O Supremo Tribunal Federal, ao apreciar o Tema 777 da Repercussão Geral no julgamento do Recurso Extraordinário nº 842.846/SC (STF. RE 842.846/SC, J. em: 27/02/2019), fixou tese jurídica vinculante determinando que o Estado responde, objetivamente, pelos atos dos tabeliães e registradores oficiais que, no exercício de suas funções, causem danos a terceiros. Assentou-se, ademais, o dever-poder de o ente público ajuizar ação de regresso contra o responsável nos casos de dolo ou culpa, sob pena de improbidade administrativa.
Os cartórios ou serventias extrajudiciais não possuem personalidade jurídica própria para figurar no polo passivo de demandas indenizatórias. Assim, a legitimidade passiva recai pessoalmente sobre a pessoa física do titular da delegação na época dos fatos. Conforme o artigo 22 da Lei nº 8.935/1994 (com redação dada pela Lei nº 13.286/2016), a responsabilidade civil do notário e do registrador é de natureza subjetiva, dependendo da comprovação de dolo ou culpa do titular ou de seus prepostos.
A jurisprudência do Tribunal de Justiça do Rio de Janeiro esclarece que a tese fixada no Tema 777 do STF não impede que o lesado ajuíze a ação indenizatória diretamente em face do tabelião ou oficial registrador responsável, não se aplicando a teoria da dupla garantia aos delegatários (TJRJ. 0033452-93.2023.8.19.0000, J. em: 07/12/2023). Ocorrendo prejuízo ao usuário por ato faltoso, este poderá demandar diretamente o tabelião com base na responsabilidade subjetiva (artigo 22 da Lei nº 8.935/1994).
CONCLUSÃO
O falecimento do outorgante extingue imediatamente o mandato de representação comum. A lavratura de escritura pública de doação e o seu subsequente registro no fólio real com base em procuração sem eficácia geram atos absolutamente nulos e inaptos a produzir efeitos. Diante da natureza gratuita da doação e da participação das beneficiárias no negócio jurídico originário, afasta-se a aplicação da convalescença registral do artigo 214, parágrafo 5º, da Lei de Registros Públicos.

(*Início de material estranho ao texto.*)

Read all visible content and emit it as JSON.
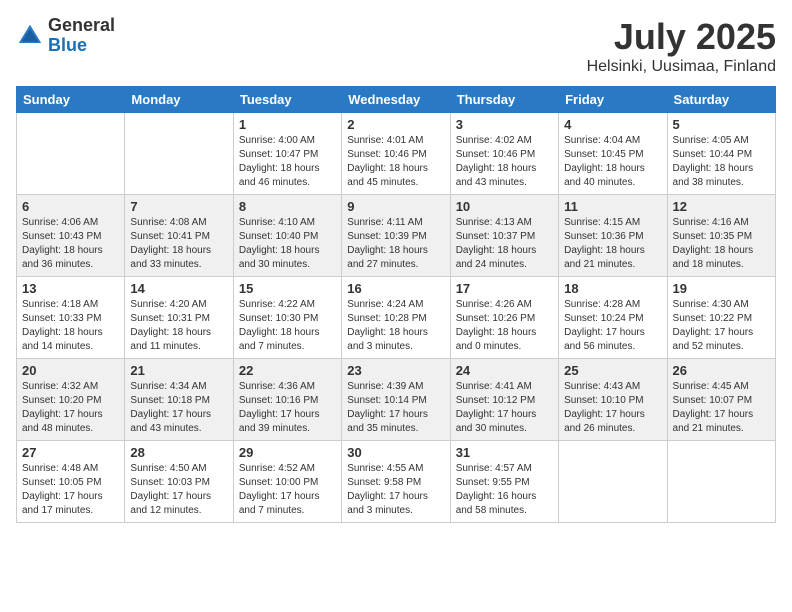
{
  "logo": {
    "general": "General",
    "blue": "Blue"
  },
  "title": {
    "month": "July 2025",
    "location": "Helsinki, Uusimaa, Finland"
  },
  "days_of_week": [
    "Sunday",
    "Monday",
    "Tuesday",
    "Wednesday",
    "Thursday",
    "Friday",
    "Saturday"
  ],
  "weeks": [
    [
      {
        "day": "",
        "sunrise": "",
        "sunset": "",
        "daylight": ""
      },
      {
        "day": "",
        "sunrise": "",
        "sunset": "",
        "daylight": ""
      },
      {
        "day": "1",
        "sunrise": "Sunrise: 4:00 AM",
        "sunset": "Sunset: 10:47 PM",
        "daylight": "Daylight: 18 hours and 46 minutes."
      },
      {
        "day": "2",
        "sunrise": "Sunrise: 4:01 AM",
        "sunset": "Sunset: 10:46 PM",
        "daylight": "Daylight: 18 hours and 45 minutes."
      },
      {
        "day": "3",
        "sunrise": "Sunrise: 4:02 AM",
        "sunset": "Sunset: 10:46 PM",
        "daylight": "Daylight: 18 hours and 43 minutes."
      },
      {
        "day": "4",
        "sunrise": "Sunrise: 4:04 AM",
        "sunset": "Sunset: 10:45 PM",
        "daylight": "Daylight: 18 hours and 40 minutes."
      },
      {
        "day": "5",
        "sunrise": "Sunrise: 4:05 AM",
        "sunset": "Sunset: 10:44 PM",
        "daylight": "Daylight: 18 hours and 38 minutes."
      }
    ],
    [
      {
        "day": "6",
        "sunrise": "Sunrise: 4:06 AM",
        "sunset": "Sunset: 10:43 PM",
        "daylight": "Daylight: 18 hours and 36 minutes."
      },
      {
        "day": "7",
        "sunrise": "Sunrise: 4:08 AM",
        "sunset": "Sunset: 10:41 PM",
        "daylight": "Daylight: 18 hours and 33 minutes."
      },
      {
        "day": "8",
        "sunrise": "Sunrise: 4:10 AM",
        "sunset": "Sunset: 10:40 PM",
        "daylight": "Daylight: 18 hours and 30 minutes."
      },
      {
        "day": "9",
        "sunrise": "Sunrise: 4:11 AM",
        "sunset": "Sunset: 10:39 PM",
        "daylight": "Daylight: 18 hours and 27 minutes."
      },
      {
        "day": "10",
        "sunrise": "Sunrise: 4:13 AM",
        "sunset": "Sunset: 10:37 PM",
        "daylight": "Daylight: 18 hours and 24 minutes."
      },
      {
        "day": "11",
        "sunrise": "Sunrise: 4:15 AM",
        "sunset": "Sunset: 10:36 PM",
        "daylight": "Daylight: 18 hours and 21 minutes."
      },
      {
        "day": "12",
        "sunrise": "Sunrise: 4:16 AM",
        "sunset": "Sunset: 10:35 PM",
        "daylight": "Daylight: 18 hours and 18 minutes."
      }
    ],
    [
      {
        "day": "13",
        "sunrise": "Sunrise: 4:18 AM",
        "sunset": "Sunset: 10:33 PM",
        "daylight": "Daylight: 18 hours and 14 minutes."
      },
      {
        "day": "14",
        "sunrise": "Sunrise: 4:20 AM",
        "sunset": "Sunset: 10:31 PM",
        "daylight": "Daylight: 18 hours and 11 minutes."
      },
      {
        "day": "15",
        "sunrise": "Sunrise: 4:22 AM",
        "sunset": "Sunset: 10:30 PM",
        "daylight": "Daylight: 18 hours and 7 minutes."
      },
      {
        "day": "16",
        "sunrise": "Sunrise: 4:24 AM",
        "sunset": "Sunset: 10:28 PM",
        "daylight": "Daylight: 18 hours and 3 minutes."
      },
      {
        "day": "17",
        "sunrise": "Sunrise: 4:26 AM",
        "sunset": "Sunset: 10:26 PM",
        "daylight": "Daylight: 18 hours and 0 minutes."
      },
      {
        "day": "18",
        "sunrise": "Sunrise: 4:28 AM",
        "sunset": "Sunset: 10:24 PM",
        "daylight": "Daylight: 17 hours and 56 minutes."
      },
      {
        "day": "19",
        "sunrise": "Sunrise: 4:30 AM",
        "sunset": "Sunset: 10:22 PM",
        "daylight": "Daylight: 17 hours and 52 minutes."
      }
    ],
    [
      {
        "day": "20",
        "sunrise": "Sunrise: 4:32 AM",
        "sunset": "Sunset: 10:20 PM",
        "daylight": "Daylight: 17 hours and 48 minutes."
      },
      {
        "day": "21",
        "sunrise": "Sunrise: 4:34 AM",
        "sunset": "Sunset: 10:18 PM",
        "daylight": "Daylight: 17 hours and 43 minutes."
      },
      {
        "day": "22",
        "sunrise": "Sunrise: 4:36 AM",
        "sunset": "Sunset: 10:16 PM",
        "daylight": "Daylight: 17 hours and 39 minutes."
      },
      {
        "day": "23",
        "sunrise": "Sunrise: 4:39 AM",
        "sunset": "Sunset: 10:14 PM",
        "daylight": "Daylight: 17 hours and 35 minutes."
      },
      {
        "day": "24",
        "sunrise": "Sunrise: 4:41 AM",
        "sunset": "Sunset: 10:12 PM",
        "daylight": "Daylight: 17 hours and 30 minutes."
      },
      {
        "day": "25",
        "sunrise": "Sunrise: 4:43 AM",
        "sunset": "Sunset: 10:10 PM",
        "daylight": "Daylight: 17 hours and 26 minutes."
      },
      {
        "day": "26",
        "sunrise": "Sunrise: 4:45 AM",
        "sunset": "Sunset: 10:07 PM",
        "daylight": "Daylight: 17 hours and 21 minutes."
      }
    ],
    [
      {
        "day": "27",
        "sunrise": "Sunrise: 4:48 AM",
        "sunset": "Sunset: 10:05 PM",
        "daylight": "Daylight: 17 hours and 17 minutes."
      },
      {
        "day": "28",
        "sunrise": "Sunrise: 4:50 AM",
        "sunset": "Sunset: 10:03 PM",
        "daylight": "Daylight: 17 hours and 12 minutes."
      },
      {
        "day": "29",
        "sunrise": "Sunrise: 4:52 AM",
        "sunset": "Sunset: 10:00 PM",
        "daylight": "Daylight: 17 hours and 7 minutes."
      },
      {
        "day": "30",
        "sunrise": "Sunrise: 4:55 AM",
        "sunset": "Sunset: 9:58 PM",
        "daylight": "Daylight: 17 hours and 3 minutes."
      },
      {
        "day": "31",
        "sunrise": "Sunrise: 4:57 AM",
        "sunset": "Sunset: 9:55 PM",
        "daylight": "Daylight: 16 hours and 58 minutes."
      },
      {
        "day": "",
        "sunrise": "",
        "sunset": "",
        "daylight": ""
      },
      {
        "day": "",
        "sunrise": "",
        "sunset": "",
        "daylight": ""
      }
    ]
  ]
}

Por fim, as falhas no serviço notarial que propiciam tais irregularidades acarretam a responsabilidade civil objetiva do Estado delegante (Tema 777 do STF) e a responsabilidade civil subjetiva e pessoal do tabelião atuante na época do fato lesivo, garantindo ao cidadão as vias ressarcitórias adequadas para a recomposição do seu patrimônio.